An important point to understand about alert suppression is that suppressing alerts is not an either/or proposition. In other words, admins’ options are not limited simply to enabling all alerts of a certain type or permanently suppressing all of them.
They can instead take a more nuanced approach to suppression. Alert suppression could be configured in such a way that alerts of a given type are suppressed unless they occur repeatedly within a certain period of time, for example. Alerts could also be configured so that they are reported if they occur during a certain time of day, but are suppressed during other times. Similarly, admins might want to suppress alerts of a particular type if they occur on a certain kind of device, but not others.
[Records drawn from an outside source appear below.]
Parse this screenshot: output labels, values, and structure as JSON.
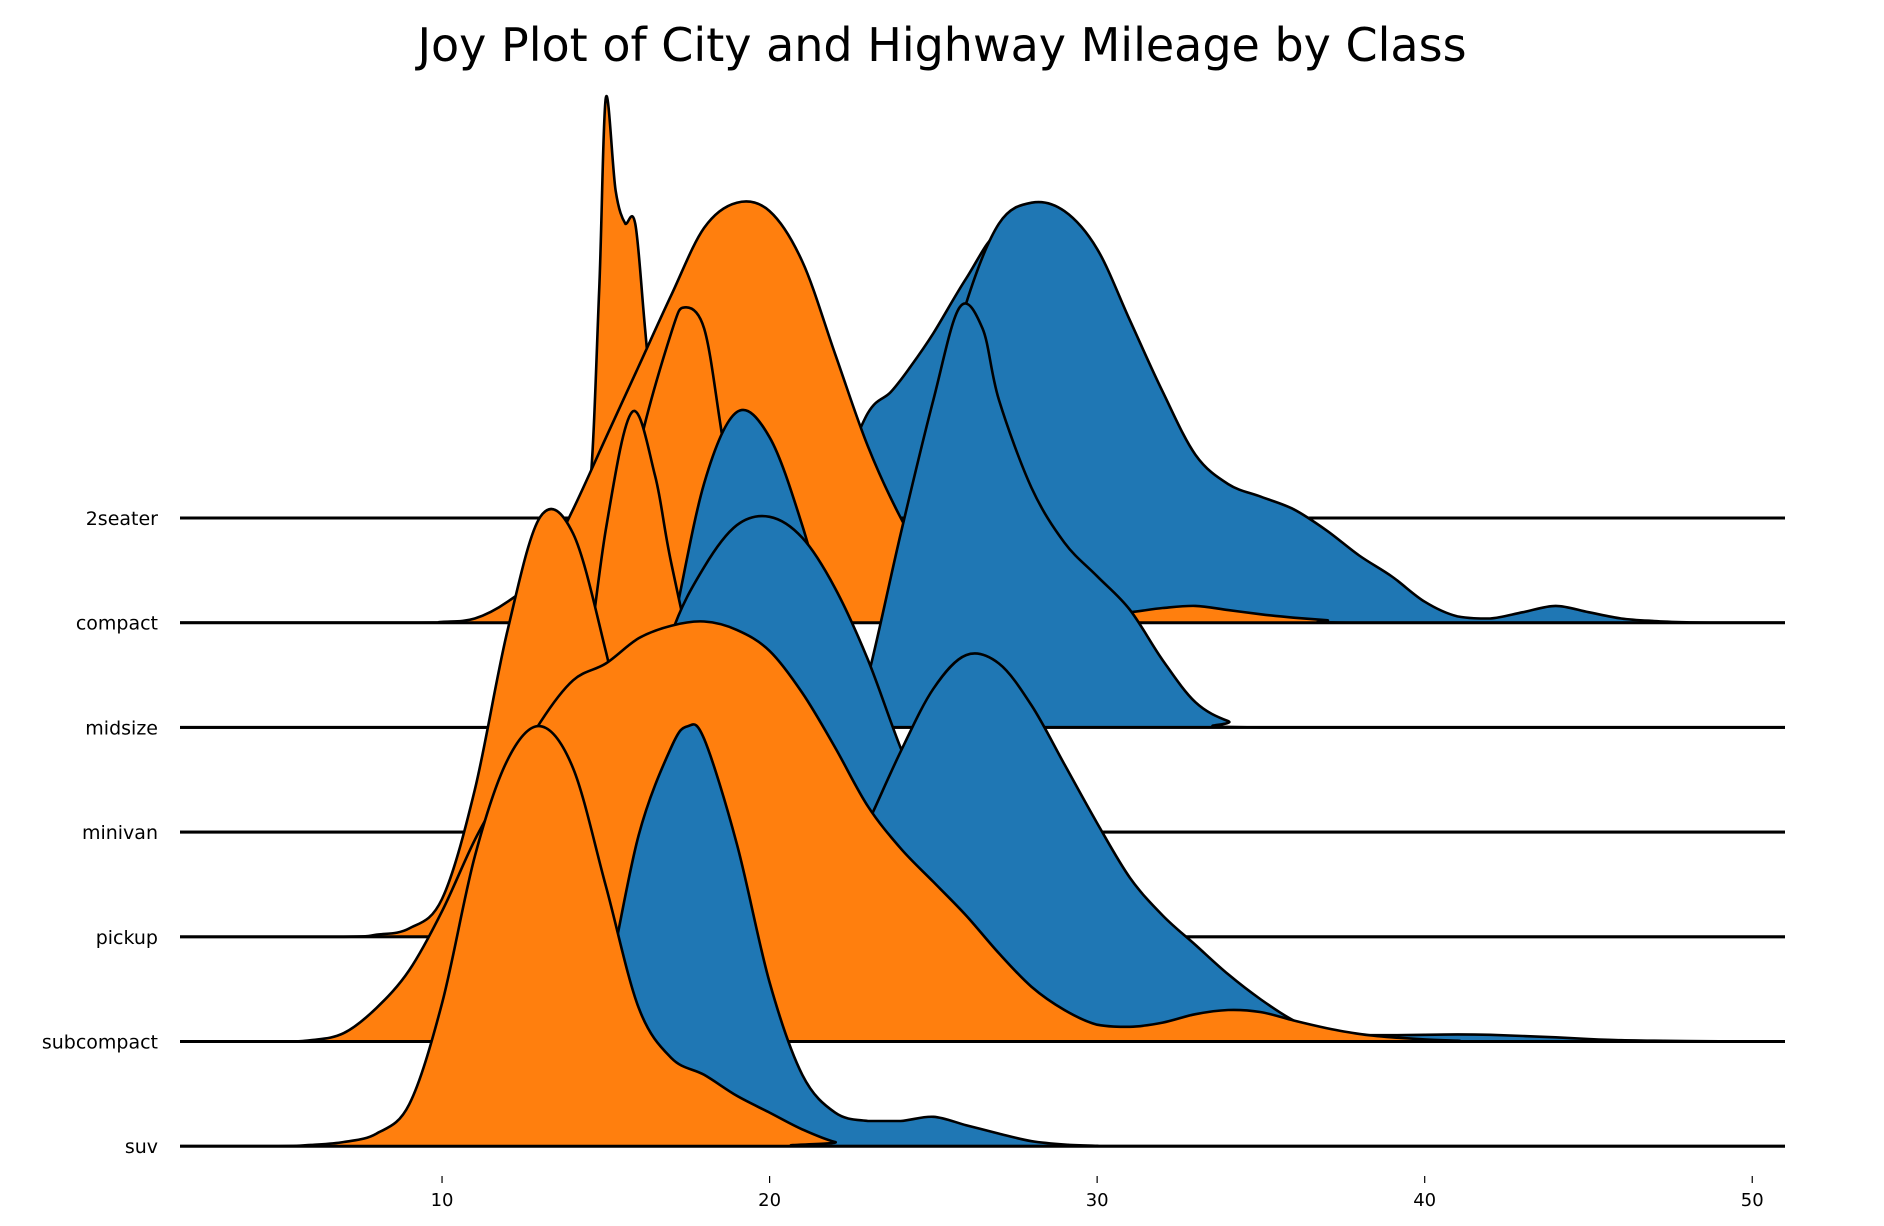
{
  "chart_data": {
    "type": "area",
    "title": "Joy Plot of City and Highway Mileage by Class",
    "xlabel": "",
    "ylabel": "",
    "xlim": [
      2,
      51
    ],
    "x_ticks": [
      10,
      20,
      30,
      40,
      50
    ],
    "grid": false,
    "legend": "none",
    "colors": {
      "cty": "#ff7f0e",
      "hwy": "#1f77b4",
      "line": "#000000"
    },
    "categories": [
      "2seater",
      "compact",
      "midsize",
      "minivan",
      "pickup",
      "subcompact",
      "suv"
    ],
    "series": [
      {
        "category": "2seater",
        "cty": [
          [
            2,
            0
          ],
          [
            14,
            0
          ],
          [
            14.5,
            0.06
          ],
          [
            14.8,
            0.55
          ],
          [
            15,
            1.0
          ],
          [
            15.3,
            0.78
          ],
          [
            15.6,
            0.7
          ],
          [
            15.9,
            0.7
          ],
          [
            16.2,
            0.45
          ],
          [
            16.6,
            0.12
          ],
          [
            17,
            0.03
          ],
          [
            18,
            0
          ],
          [
            51,
            0
          ]
        ],
        "hwy": [
          [
            2,
            0
          ],
          [
            21,
            0
          ],
          [
            22,
            0.08
          ],
          [
            23,
            0.25
          ],
          [
            23.7,
            0.3
          ],
          [
            24.3,
            0.36
          ],
          [
            25,
            0.44
          ],
          [
            26,
            0.57
          ],
          [
            27,
            0.68
          ],
          [
            28,
            0.64
          ],
          [
            29,
            0.5
          ],
          [
            30,
            0.28
          ],
          [
            31,
            0.08
          ],
          [
            32,
            0.02
          ],
          [
            33,
            0
          ],
          [
            51,
            0
          ]
        ]
      },
      {
        "category": "compact",
        "cty": [
          [
            2,
            0
          ],
          [
            9,
            0
          ],
          [
            10,
            0.002
          ],
          [
            11,
            0.01
          ],
          [
            12,
            0.05
          ],
          [
            13,
            0.12
          ],
          [
            14,
            0.27
          ],
          [
            15,
            0.44
          ],
          [
            16,
            0.61
          ],
          [
            17,
            0.78
          ],
          [
            18,
            0.94
          ],
          [
            19,
            1.0
          ],
          [
            20,
            0.98
          ],
          [
            21,
            0.86
          ],
          [
            22,
            0.64
          ],
          [
            23,
            0.42
          ],
          [
            24,
            0.25
          ],
          [
            25,
            0.12
          ],
          [
            26,
            0.06
          ],
          [
            27,
            0.035
          ],
          [
            28,
            0.025
          ],
          [
            29,
            0.02
          ],
          [
            30,
            0.02
          ],
          [
            31,
            0.025
          ],
          [
            32,
            0.035
          ],
          [
            33,
            0.04
          ],
          [
            34,
            0.03
          ],
          [
            35,
            0.02
          ],
          [
            36,
            0.012
          ],
          [
            37,
            0.006
          ],
          [
            38,
            0
          ],
          [
            51,
            0
          ]
        ],
        "hwy": [
          [
            2,
            0
          ],
          [
            22,
            0
          ],
          [
            23,
            0.03
          ],
          [
            24,
            0.14
          ],
          [
            25,
            0.46
          ],
          [
            26,
            0.76
          ],
          [
            27,
            0.95
          ],
          [
            28,
            1.0
          ],
          [
            29,
            0.98
          ],
          [
            30,
            0.89
          ],
          [
            31,
            0.72
          ],
          [
            32,
            0.55
          ],
          [
            33,
            0.4
          ],
          [
            34,
            0.33
          ],
          [
            35,
            0.3
          ],
          [
            36,
            0.27
          ],
          [
            37,
            0.22
          ],
          [
            38,
            0.16
          ],
          [
            39,
            0.11
          ],
          [
            40,
            0.05
          ],
          [
            41,
            0.015
          ],
          [
            42,
            0.01
          ],
          [
            43,
            0.025
          ],
          [
            44,
            0.04
          ],
          [
            45,
            0.025
          ],
          [
            46,
            0.01
          ],
          [
            47,
            0.004
          ],
          [
            48,
            0.001
          ],
          [
            49,
            0
          ],
          [
            51,
            0
          ]
        ]
      },
      {
        "category": "midsize",
        "cty": [
          [
            2,
            0
          ],
          [
            14,
            0
          ],
          [
            14.5,
            0.05
          ],
          [
            15,
            0.24
          ],
          [
            16,
            0.66
          ],
          [
            17,
            0.94
          ],
          [
            17.4,
            1.0
          ],
          [
            18,
            0.95
          ],
          [
            18.5,
            0.72
          ],
          [
            19,
            0.45
          ],
          [
            19.5,
            0.31
          ],
          [
            20,
            0.27
          ],
          [
            20.5,
            0.2
          ],
          [
            21,
            0.1
          ],
          [
            22,
            0.02
          ],
          [
            23,
            0
          ],
          [
            51,
            0
          ]
        ],
        "hwy": [
          [
            2,
            0
          ],
          [
            22,
            0
          ],
          [
            22.5,
            0.03
          ],
          [
            23,
            0.12
          ],
          [
            24,
            0.46
          ],
          [
            25,
            0.78
          ],
          [
            25.8,
            1.0
          ],
          [
            26.5,
            0.95
          ],
          [
            27,
            0.78
          ],
          [
            28,
            0.57
          ],
          [
            29,
            0.44
          ],
          [
            30,
            0.36
          ],
          [
            31,
            0.28
          ],
          [
            32,
            0.16
          ],
          [
            33,
            0.06
          ],
          [
            34,
            0.015
          ],
          [
            35,
            0
          ],
          [
            51,
            0
          ]
        ]
      },
      {
        "category": "minivan",
        "cty": [
          [
            2,
            0
          ],
          [
            12,
            0
          ],
          [
            13,
            0.01
          ],
          [
            14,
            0.17
          ],
          [
            15,
            0.72
          ],
          [
            15.8,
            1.0
          ],
          [
            16.5,
            0.85
          ],
          [
            17,
            0.64
          ],
          [
            18,
            0.3
          ],
          [
            19,
            0.09
          ],
          [
            20,
            0.02
          ],
          [
            21,
            0
          ],
          [
            51,
            0
          ]
        ],
        "hwy": [
          [
            2,
            0
          ],
          [
            15,
            0
          ],
          [
            16,
            0.14
          ],
          [
            17,
            0.47
          ],
          [
            18,
            0.83
          ],
          [
            19,
            1.0
          ],
          [
            20,
            0.94
          ],
          [
            21,
            0.73
          ],
          [
            22,
            0.45
          ],
          [
            23,
            0.22
          ],
          [
            24,
            0.08
          ],
          [
            25,
            0.02
          ],
          [
            26,
            0
          ],
          [
            51,
            0
          ]
        ]
      },
      {
        "category": "pickup",
        "cty": [
          [
            2,
            0
          ],
          [
            7,
            0
          ],
          [
            8,
            0.005
          ],
          [
            9,
            0.02
          ],
          [
            10,
            0.09
          ],
          [
            11,
            0.35
          ],
          [
            12,
            0.73
          ],
          [
            13,
            1.0
          ],
          [
            14,
            0.96
          ],
          [
            15,
            0.68
          ],
          [
            16,
            0.33
          ],
          [
            17,
            0.11
          ],
          [
            18,
            0.03
          ],
          [
            19,
            0.01
          ],
          [
            20,
            0
          ],
          [
            51,
            0
          ]
        ],
        "hwy": [
          [
            2,
            0
          ],
          [
            13,
            0
          ],
          [
            14,
            0.02
          ],
          [
            15,
            0.15
          ],
          [
            16,
            0.43
          ],
          [
            17,
            0.72
          ],
          [
            18,
            0.88
          ],
          [
            19,
            0.98
          ],
          [
            20,
            1.0
          ],
          [
            21,
            0.95
          ],
          [
            22,
            0.83
          ],
          [
            23,
            0.66
          ],
          [
            24,
            0.45
          ],
          [
            25,
            0.27
          ],
          [
            26,
            0.15
          ],
          [
            27,
            0.08
          ],
          [
            28,
            0.04
          ],
          [
            29,
            0.015
          ],
          [
            30,
            0
          ],
          [
            51,
            0
          ]
        ]
      },
      {
        "category": "subcompact",
        "cty": [
          [
            2,
            0
          ],
          [
            5,
            0
          ],
          [
            6,
            0.003
          ],
          [
            7,
            0.02
          ],
          [
            8,
            0.08
          ],
          [
            9,
            0.17
          ],
          [
            10,
            0.31
          ],
          [
            11,
            0.48
          ],
          [
            12,
            0.62
          ],
          [
            13,
            0.76
          ],
          [
            14,
            0.86
          ],
          [
            15,
            0.9
          ],
          [
            16,
            0.96
          ],
          [
            17,
            0.99
          ],
          [
            18,
            1.0
          ],
          [
            19,
            0.98
          ],
          [
            20,
            0.93
          ],
          [
            21,
            0.83
          ],
          [
            22,
            0.7
          ],
          [
            23,
            0.56
          ],
          [
            24,
            0.46
          ],
          [
            25,
            0.38
          ],
          [
            26,
            0.3
          ],
          [
            27,
            0.21
          ],
          [
            28,
            0.13
          ],
          [
            29,
            0.075
          ],
          [
            30,
            0.04
          ],
          [
            31,
            0.035
          ],
          [
            32,
            0.045
          ],
          [
            33,
            0.065
          ],
          [
            34,
            0.075
          ],
          [
            35,
            0.07
          ],
          [
            36,
            0.05
          ],
          [
            37,
            0.032
          ],
          [
            38,
            0.018
          ],
          [
            39,
            0.01
          ],
          [
            40,
            0.005
          ],
          [
            41,
            0.002
          ],
          [
            42,
            0
          ],
          [
            51,
            0
          ]
        ],
        "hwy": [
          [
            2,
            0
          ],
          [
            18,
            0
          ],
          [
            19,
            0.03
          ],
          [
            20,
            0.1
          ],
          [
            21,
            0.22
          ],
          [
            22,
            0.36
          ],
          [
            23,
            0.52
          ],
          [
            24,
            0.69
          ],
          [
            25,
            0.84
          ],
          [
            26,
            0.92
          ],
          [
            27,
            0.9
          ],
          [
            28,
            0.8
          ],
          [
            29,
            0.66
          ],
          [
            30,
            0.52
          ],
          [
            31,
            0.39
          ],
          [
            32,
            0.3
          ],
          [
            33,
            0.23
          ],
          [
            34,
            0.16
          ],
          [
            35,
            0.1
          ],
          [
            36,
            0.05
          ],
          [
            37,
            0.02
          ],
          [
            38,
            0.015
          ],
          [
            39,
            0.015
          ],
          [
            40,
            0.016
          ],
          [
            41,
            0.017
          ],
          [
            42,
            0.016
          ],
          [
            43,
            0.013
          ],
          [
            44,
            0.01
          ],
          [
            45,
            0.006
          ],
          [
            46,
            0.003
          ],
          [
            47,
            0.002
          ],
          [
            48,
            0.001
          ],
          [
            50,
            0
          ],
          [
            51,
            0
          ]
        ]
      },
      {
        "category": "suv",
        "cty": [
          [
            2,
            0
          ],
          [
            5,
            0
          ],
          [
            6,
            0.003
          ],
          [
            7,
            0.01
          ],
          [
            8,
            0.03
          ],
          [
            9,
            0.1
          ],
          [
            10,
            0.34
          ],
          [
            11,
            0.69
          ],
          [
            12,
            0.92
          ],
          [
            13,
            1.0
          ],
          [
            14,
            0.9
          ],
          [
            15,
            0.62
          ],
          [
            16,
            0.33
          ],
          [
            17,
            0.21
          ],
          [
            18,
            0.17
          ],
          [
            19,
            0.12
          ],
          [
            20,
            0.08
          ],
          [
            21,
            0.04
          ],
          [
            22,
            0.01
          ],
          [
            23,
            0
          ],
          [
            51,
            0
          ]
        ],
        "hwy": [
          [
            2,
            0
          ],
          [
            11,
            0
          ],
          [
            12,
            0.01
          ],
          [
            13,
            0.03
          ],
          [
            14,
            0.1
          ],
          [
            15,
            0.37
          ],
          [
            16,
            0.74
          ],
          [
            17,
            0.95
          ],
          [
            17.5,
            1.0
          ],
          [
            18,
            0.97
          ],
          [
            19,
            0.72
          ],
          [
            20,
            0.39
          ],
          [
            21,
            0.17
          ],
          [
            22,
            0.08
          ],
          [
            23,
            0.06
          ],
          [
            24,
            0.06
          ],
          [
            25,
            0.07
          ],
          [
            26,
            0.05
          ],
          [
            27,
            0.03
          ],
          [
            28,
            0.012
          ],
          [
            29,
            0.004
          ],
          [
            30,
            0.001
          ],
          [
            31,
            0
          ],
          [
            51,
            0
          ]
        ]
      }
    ]
  }
}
This flexibility is important because it ensures that admins can maximize the effectiveness of alerts. Instead of applying broad, blunt suppression policies, they can tweak suppression settings in order to maximize the visibility of important events without adding unnecessary noise to the incident management system.
Nuanced suppression could be helpful in the example above. As I noted, admins generally don’t want to receive alerts when a workstation reboots in the middle of the night following a software update. But if the incident management software detects a workstation that reboots multiple times during the same period, that could signal a problem (like a flawed software update) that admins will want to know about. In this situation, having suppression configured so that only recurring reboots generate incidents that appear in the central dashboard, would help to optimize incident management effectiveness.
It’s also worth emphasizing that suppression in the context of incident management does not mean that suppressed alerts disappear forever. On the contrary, suppressed alerts still happen, and data related to them should be saved. The only difference between a suppressed alert and a non-suppressed one is that the former is not sent to priority dashboards in the incident management system.
This is important to understand because it means that admins retain the ability to look up suppressed alerts to gain insight into an incident if they need to. This also helps them better tune their alerting thresholds. In addition, suppressed alerts still figure into historical incident management data, which can be used to reveal lots of valuable information about infrastructure efficiency and health trends.
With suppression, then, you get to have your alerts and eat them, too—or something like that.
Suppressed alerts can be leveraged in any way admins need to help identify and respond to incidents, but they don’t clutter dashboards with non-actionable information that gets in the way of resolving incidents that are likely to be of a higher priority. Moreover, suppression can be tweaked so that alerts are suppressed only under exactly the right circumstances, but are always reported so you gain full visibility into your infrastructure.